SIGMOD2025
Understanding the Black Box: A Deep Empirical Dive into Shapley Value Approximations for Tabular Data
Suchit Gupte, John Paparrizos
18 citations
Abstract
Understanding the decisions made by machine learning models is significant for building trust and enabling the adoption of these models in real-world applications. Shapley values have emerged as a leading method for model interpretability, offering precise insights by quantifying each feature's contribution to predictions. However, computing Shapley values requires exploring all possible combinations of features, which can be computationally expensive, especially for high-dimensional data. This challenge has led to the development of various approximation techniques, often composed of estimation and replacement strategies, to compute the Shapley values efficiently. Our study focuses on the interpretability of machine learning models for tabular datasets, one of the most common and widely used data type. However, the abundance of options has created a substantial gap in determining the most appropriate technique for practical applications. Through this study, we seek to bridge this gap by comprehensively evaluating Shapley value approximations, covering 8 replacement and 17 estimation strategies across diverse regression and classification tasks.
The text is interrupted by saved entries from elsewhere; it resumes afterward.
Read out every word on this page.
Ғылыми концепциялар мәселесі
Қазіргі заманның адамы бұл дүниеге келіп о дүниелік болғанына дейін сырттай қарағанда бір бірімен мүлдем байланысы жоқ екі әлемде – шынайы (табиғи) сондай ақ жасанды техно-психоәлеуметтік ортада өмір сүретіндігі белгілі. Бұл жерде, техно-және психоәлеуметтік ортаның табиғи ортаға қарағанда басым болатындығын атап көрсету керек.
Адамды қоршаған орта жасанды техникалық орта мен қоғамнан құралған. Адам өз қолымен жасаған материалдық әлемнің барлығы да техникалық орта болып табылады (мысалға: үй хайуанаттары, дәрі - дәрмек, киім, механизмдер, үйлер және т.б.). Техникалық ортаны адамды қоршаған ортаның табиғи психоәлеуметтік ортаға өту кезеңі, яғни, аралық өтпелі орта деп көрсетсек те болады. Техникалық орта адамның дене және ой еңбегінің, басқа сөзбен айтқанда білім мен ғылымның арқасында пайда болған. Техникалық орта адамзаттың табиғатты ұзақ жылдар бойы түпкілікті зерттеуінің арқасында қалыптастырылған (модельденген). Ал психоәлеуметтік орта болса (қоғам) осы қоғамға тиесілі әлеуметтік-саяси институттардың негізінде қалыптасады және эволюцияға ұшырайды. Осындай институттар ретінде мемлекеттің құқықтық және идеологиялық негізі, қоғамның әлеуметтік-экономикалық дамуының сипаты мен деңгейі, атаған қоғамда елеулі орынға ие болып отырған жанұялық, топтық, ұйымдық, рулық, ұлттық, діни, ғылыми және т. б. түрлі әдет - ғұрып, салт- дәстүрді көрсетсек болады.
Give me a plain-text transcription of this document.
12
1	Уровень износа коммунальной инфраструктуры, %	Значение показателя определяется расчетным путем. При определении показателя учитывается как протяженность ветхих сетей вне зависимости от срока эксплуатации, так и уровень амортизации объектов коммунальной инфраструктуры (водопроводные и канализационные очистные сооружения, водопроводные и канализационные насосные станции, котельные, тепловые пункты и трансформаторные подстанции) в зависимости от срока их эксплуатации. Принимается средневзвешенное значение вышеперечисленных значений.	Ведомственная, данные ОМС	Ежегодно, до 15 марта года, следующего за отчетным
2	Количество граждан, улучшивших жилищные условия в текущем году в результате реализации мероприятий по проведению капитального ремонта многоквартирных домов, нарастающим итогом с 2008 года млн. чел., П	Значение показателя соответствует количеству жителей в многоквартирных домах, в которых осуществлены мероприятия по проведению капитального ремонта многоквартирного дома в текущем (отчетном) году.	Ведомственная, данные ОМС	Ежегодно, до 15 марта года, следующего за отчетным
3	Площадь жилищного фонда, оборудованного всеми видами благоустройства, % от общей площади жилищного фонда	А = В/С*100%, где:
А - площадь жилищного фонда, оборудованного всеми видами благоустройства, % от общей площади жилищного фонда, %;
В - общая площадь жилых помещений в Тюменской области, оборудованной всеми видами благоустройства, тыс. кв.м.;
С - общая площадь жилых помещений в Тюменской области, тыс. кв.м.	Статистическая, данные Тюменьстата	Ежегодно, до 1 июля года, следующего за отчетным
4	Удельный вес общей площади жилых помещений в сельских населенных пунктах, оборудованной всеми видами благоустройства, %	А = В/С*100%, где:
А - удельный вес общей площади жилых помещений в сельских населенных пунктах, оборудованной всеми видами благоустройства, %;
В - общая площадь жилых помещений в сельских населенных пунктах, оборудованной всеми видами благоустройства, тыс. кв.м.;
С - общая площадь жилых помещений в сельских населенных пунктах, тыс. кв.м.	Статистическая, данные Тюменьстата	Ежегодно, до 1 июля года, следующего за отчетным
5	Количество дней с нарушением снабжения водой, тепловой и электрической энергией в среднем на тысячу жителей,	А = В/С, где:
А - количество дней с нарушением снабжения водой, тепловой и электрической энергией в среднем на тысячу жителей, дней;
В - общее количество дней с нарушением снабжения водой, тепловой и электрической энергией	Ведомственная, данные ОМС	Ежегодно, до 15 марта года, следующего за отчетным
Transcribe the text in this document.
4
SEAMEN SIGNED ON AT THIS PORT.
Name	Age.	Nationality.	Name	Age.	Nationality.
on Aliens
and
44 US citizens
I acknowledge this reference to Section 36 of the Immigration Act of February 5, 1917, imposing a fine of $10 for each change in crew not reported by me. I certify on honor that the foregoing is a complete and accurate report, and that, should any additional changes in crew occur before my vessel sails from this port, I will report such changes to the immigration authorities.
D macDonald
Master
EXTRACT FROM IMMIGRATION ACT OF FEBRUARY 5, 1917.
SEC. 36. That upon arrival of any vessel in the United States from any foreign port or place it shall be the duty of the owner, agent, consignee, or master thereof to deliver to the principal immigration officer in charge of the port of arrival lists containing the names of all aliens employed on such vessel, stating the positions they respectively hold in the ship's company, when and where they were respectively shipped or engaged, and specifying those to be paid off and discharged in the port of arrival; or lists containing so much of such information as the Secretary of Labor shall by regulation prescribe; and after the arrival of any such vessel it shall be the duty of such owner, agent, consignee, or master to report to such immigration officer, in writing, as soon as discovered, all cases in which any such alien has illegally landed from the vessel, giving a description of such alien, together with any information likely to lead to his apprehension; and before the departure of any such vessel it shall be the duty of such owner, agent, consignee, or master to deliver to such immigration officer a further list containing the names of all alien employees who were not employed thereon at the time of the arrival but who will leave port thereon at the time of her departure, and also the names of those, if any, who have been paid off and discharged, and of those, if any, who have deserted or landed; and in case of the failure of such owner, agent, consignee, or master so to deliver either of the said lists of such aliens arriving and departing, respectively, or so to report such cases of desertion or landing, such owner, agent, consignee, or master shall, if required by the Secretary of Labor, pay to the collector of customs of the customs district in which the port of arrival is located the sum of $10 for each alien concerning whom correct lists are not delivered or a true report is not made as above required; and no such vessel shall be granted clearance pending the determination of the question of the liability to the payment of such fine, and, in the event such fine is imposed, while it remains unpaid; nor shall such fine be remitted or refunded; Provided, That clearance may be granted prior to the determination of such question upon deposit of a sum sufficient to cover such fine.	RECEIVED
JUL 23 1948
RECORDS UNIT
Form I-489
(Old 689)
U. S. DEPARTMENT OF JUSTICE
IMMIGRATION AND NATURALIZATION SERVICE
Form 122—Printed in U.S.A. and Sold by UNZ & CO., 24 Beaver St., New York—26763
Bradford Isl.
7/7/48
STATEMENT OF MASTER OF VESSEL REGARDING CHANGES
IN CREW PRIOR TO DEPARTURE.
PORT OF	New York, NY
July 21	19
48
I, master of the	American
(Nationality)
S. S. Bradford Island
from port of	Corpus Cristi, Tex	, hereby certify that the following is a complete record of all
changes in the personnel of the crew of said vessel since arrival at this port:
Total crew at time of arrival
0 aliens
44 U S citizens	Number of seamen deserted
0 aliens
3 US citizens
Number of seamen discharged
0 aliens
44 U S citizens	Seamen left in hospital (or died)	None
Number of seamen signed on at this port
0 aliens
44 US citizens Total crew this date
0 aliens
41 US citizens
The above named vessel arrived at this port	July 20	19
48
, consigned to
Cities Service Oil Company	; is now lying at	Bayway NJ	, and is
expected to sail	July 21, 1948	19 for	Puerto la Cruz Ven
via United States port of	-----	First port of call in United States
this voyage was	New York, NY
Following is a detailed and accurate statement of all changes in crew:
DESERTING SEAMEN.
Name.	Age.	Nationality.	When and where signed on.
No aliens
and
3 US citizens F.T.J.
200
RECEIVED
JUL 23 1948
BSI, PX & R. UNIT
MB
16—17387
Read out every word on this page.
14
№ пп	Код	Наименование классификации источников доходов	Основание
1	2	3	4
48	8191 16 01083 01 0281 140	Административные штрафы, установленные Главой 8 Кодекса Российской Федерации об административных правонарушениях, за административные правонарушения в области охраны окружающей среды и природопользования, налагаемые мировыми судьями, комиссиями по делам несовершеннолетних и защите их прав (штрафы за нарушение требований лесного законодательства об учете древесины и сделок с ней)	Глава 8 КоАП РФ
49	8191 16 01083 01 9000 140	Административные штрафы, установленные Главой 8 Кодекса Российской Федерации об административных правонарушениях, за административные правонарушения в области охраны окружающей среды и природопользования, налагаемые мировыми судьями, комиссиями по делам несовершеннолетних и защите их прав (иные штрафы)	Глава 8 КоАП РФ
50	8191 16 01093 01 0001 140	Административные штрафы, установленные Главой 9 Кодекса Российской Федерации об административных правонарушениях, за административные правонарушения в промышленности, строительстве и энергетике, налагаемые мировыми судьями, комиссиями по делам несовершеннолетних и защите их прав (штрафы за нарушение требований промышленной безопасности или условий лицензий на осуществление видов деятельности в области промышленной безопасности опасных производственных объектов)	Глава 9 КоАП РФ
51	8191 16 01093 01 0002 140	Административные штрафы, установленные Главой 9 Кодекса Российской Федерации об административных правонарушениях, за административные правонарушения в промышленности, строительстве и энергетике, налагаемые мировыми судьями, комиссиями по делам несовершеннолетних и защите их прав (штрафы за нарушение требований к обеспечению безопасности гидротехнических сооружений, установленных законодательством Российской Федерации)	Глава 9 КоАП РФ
The evaluation is conducted exclusively on tabular data, leveraging 200 synthetic and real-world datasets, covering a wide range of model types, from conventional tree-based and linear models to modern neural networks. We focus on computational efficiency and the consistency of Shapley value estimates in handling high-dimensional feature spaces. Our findings reveal that traditional sampling-based approaches significantly reduce computational costs but fail to capture complex feature interactions. On the contrary, model-specific approaches that exploit the structure of the underlying model consistently outperform model-agnostic techniques, delivering higher accuracy and faster computations. Through the study, we aim to encourage further research on Shapley value approximations, advancing data-centric explainable AI.